Kim Kardashian, da parte sua, ha optato per un look che ha ridefinito il concetto di glamour surrealista. Il suo abito, una struttura complessa di tessuti traslucidi e riflessi metallici, accoppiato ad un busto che ha decisamente accentuato la silhouette dell’esponente di una delle famiglie più seguite al mondo, ha proiettato una visione futuristica con dettagli floreali che si sono fusi perfettamente con l’estetica richiesta.

Il tema del Met Gala per il 2024 ha invitato i designer a esplorare le profondità più surreale della realtà, deliziando tramite un abbandono della logica a favore dell’esplorazione dell’inconscio e dell’irrazionale. Maison Margiela ha interpretato il tema attraverso l’uso di tecniche sperimentali di taglio e costruzione degli abiti, oltre che attraverso l’uso audace di materiali e texture.

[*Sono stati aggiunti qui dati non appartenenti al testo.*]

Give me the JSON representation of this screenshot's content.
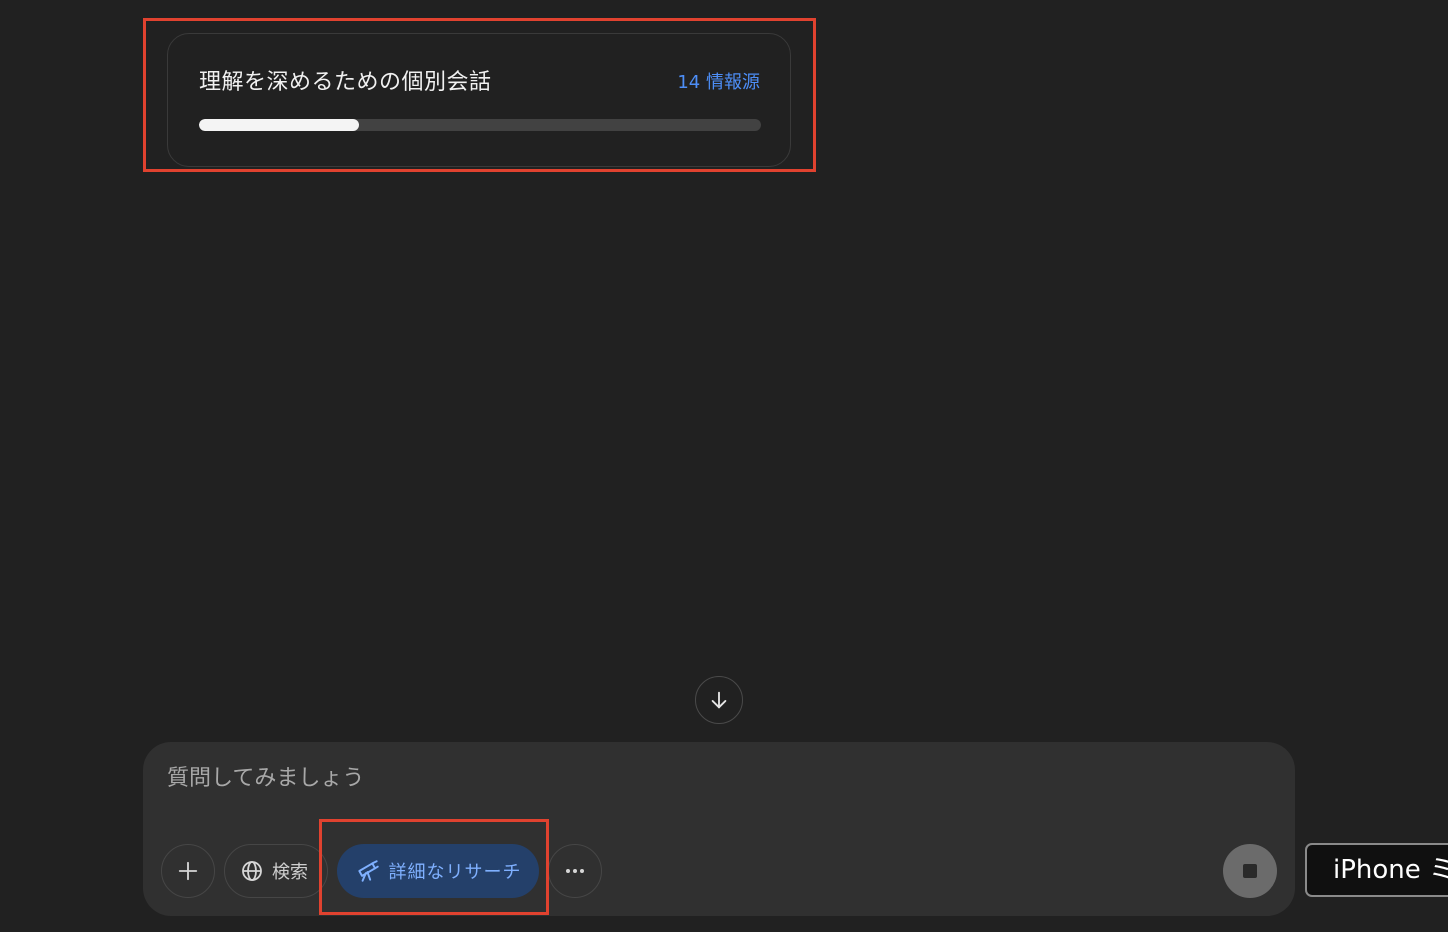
{
  "research_card": {
    "title": "理解を深めるための個別会話",
    "sources_label": "14 情報源",
    "progress_fraction": 0.285
  },
  "composer": {
    "placeholder": "質問してみましょう",
    "tools": {
      "add_icon": "plus-icon",
      "search_label": "検索",
      "search_icon": "globe-icon",
      "research_label": "詳細なリサーチ",
      "research_icon": "telescope-icon",
      "more_icon": "ellipsis-icon"
    },
    "stop_icon": "stop-icon"
  },
  "scroll_down_icon": "arrow-down-icon",
  "side_tooltip": {
    "label": "iPhone ミ"
  },
  "colors": {
    "background": "#212121",
    "composer": "#303030",
    "accent_blue": "#4d8ef7",
    "research_button_bg": "#24406a",
    "highlight_red": "#e0422f"
  }
}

La scelta di questi look non solo evidenzia la maestria tecnica di Margiela, ma sottolinea anche l’impegno della casa di moda nell’essere all’avanguardia dell’innovazione nel design, dimostrando ancora una volta perché è considerato uno dei pilastri fondamentali nell’industria della moda odierna.

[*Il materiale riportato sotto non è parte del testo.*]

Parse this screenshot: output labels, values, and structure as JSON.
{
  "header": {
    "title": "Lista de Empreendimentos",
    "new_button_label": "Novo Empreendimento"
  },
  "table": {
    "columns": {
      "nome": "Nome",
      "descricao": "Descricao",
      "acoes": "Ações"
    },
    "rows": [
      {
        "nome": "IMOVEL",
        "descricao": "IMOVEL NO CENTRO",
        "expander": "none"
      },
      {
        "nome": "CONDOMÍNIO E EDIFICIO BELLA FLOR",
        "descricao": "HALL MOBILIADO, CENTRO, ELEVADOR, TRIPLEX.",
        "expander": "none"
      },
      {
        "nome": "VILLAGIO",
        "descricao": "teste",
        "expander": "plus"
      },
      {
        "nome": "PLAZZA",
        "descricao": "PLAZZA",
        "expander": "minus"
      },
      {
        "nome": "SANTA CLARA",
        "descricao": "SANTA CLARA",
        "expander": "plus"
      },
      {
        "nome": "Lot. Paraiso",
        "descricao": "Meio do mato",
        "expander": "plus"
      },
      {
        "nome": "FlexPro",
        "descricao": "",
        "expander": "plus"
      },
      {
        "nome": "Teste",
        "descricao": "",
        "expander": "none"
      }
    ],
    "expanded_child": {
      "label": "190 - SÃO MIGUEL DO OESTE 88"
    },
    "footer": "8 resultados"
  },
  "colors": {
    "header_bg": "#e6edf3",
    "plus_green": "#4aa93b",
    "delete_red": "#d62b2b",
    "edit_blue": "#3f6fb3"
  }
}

Sebbene Maison Margiela si sia concentrata giù sul lato surrealistico del tema di quest’anno, Balmain dal canto suo ha ugualmente catturato l’attenzione e merita di essere annoverato tra i “vincitori” della serata grazie alla sua sorprendente interpretazione del tema più orientato sul concetto dello scorrere del tempo con una serie di look scolpiti direttamente sulla sabbia. 

L’oracolare direttore creativo di Balmain, Olivier Rousteing, ha accettato la sfida del surrealismo con un approccio radicalmente innovativo, utilizzando la sabbia come elemento principale nei suoi design, perfino nel suo stesso look, indossando una singolare t shirt con sopra scolpito il proprio volto.

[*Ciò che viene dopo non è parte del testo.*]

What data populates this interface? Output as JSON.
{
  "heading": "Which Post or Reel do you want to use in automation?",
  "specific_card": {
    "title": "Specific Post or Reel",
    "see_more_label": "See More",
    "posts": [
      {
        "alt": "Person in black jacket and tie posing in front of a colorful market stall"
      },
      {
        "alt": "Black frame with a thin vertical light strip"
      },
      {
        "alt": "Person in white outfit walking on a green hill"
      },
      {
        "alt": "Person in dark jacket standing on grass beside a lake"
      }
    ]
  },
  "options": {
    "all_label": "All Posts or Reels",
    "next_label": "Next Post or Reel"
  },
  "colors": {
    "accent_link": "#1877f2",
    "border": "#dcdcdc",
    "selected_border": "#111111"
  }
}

Tecnica simile è stata utilizzata sulla cantante sudafricana Tayla, che ha portato sulla scalinata del MET un’abito a sirena fatto interamente di sabbia, quest’ultima, infusa e compattata direttamente nei tessuti, ha creato un effetto visivo straordinario che ricordava sculture mobili, dando l’impressione che gli indumenti fossero stati forgiati dalla terra stessa.

Questo uso della sabbia non solo ha aggiunto una dimensione tattile e tridimensionale agli abiti, ma ha anche invocato il surrealismo attraverso la sua capacità di trasformare un materiale quotidiano in qualcosa di straordinariamente lussuoso. L’effetto complessivo era quello di una delicata erosione che rivelava forme e strutture nascoste, riflettendo perfettamente il tema del gala di esplorare l’irrazionale e l’immaginario.

Balmain ha mostrato ancora una volta che la creatività nel design può andare oltre i confini tradizionali del tessuto e del filo, introducendo materiali non convenzionali nella moda di alta gamma e dimostrando che la sua visione artistica è tanto audace quanto quella di Maison Margiela. Questi contributi hanno reso il Met Gala 2024 un campo di battaglia glorioso di innovazione e immaginazione, dove sia Maison Margiela che Balmain hanno brillato come veri visionari.

La vittoria del surrealismo al Met Gala 2024 non risiede quindi solo nell’eccezionalità dei costumi, ma nel modo in cui ha stimolato gli stilisti a esplorare e reinterpretare la realtà. Ogni abito rappresentava una fusione tra arte e moda, un dialogo tra il visibile e l’invisibile, tra il conscio e l’inconscio.

La serata si è dimostrata ancora una volta un trionfo della creatività e dell’innovazione, celebrando non solo stili individuali ma anche il potere collettivo della moda di sfidare, provocare e ispirare.

In sintesi, il Met Gala 2024 non è stato solo un’occasione per celebrare il glamour e la bellezza estetica, ma anche un momento per riflettere su come l’arte possa prendere vita per diventare un mezzo potente per esplorare e reinterpretare la nostra comprensione del mondo.

Con ogni piega di tessuto e con ogni scelta di design audace, il surrealismo ha dimostrato di essere il vero vincitore, lasciando ancora una volta un’impronta indelebile sulla cultura popolare e sulla moda contemporanea.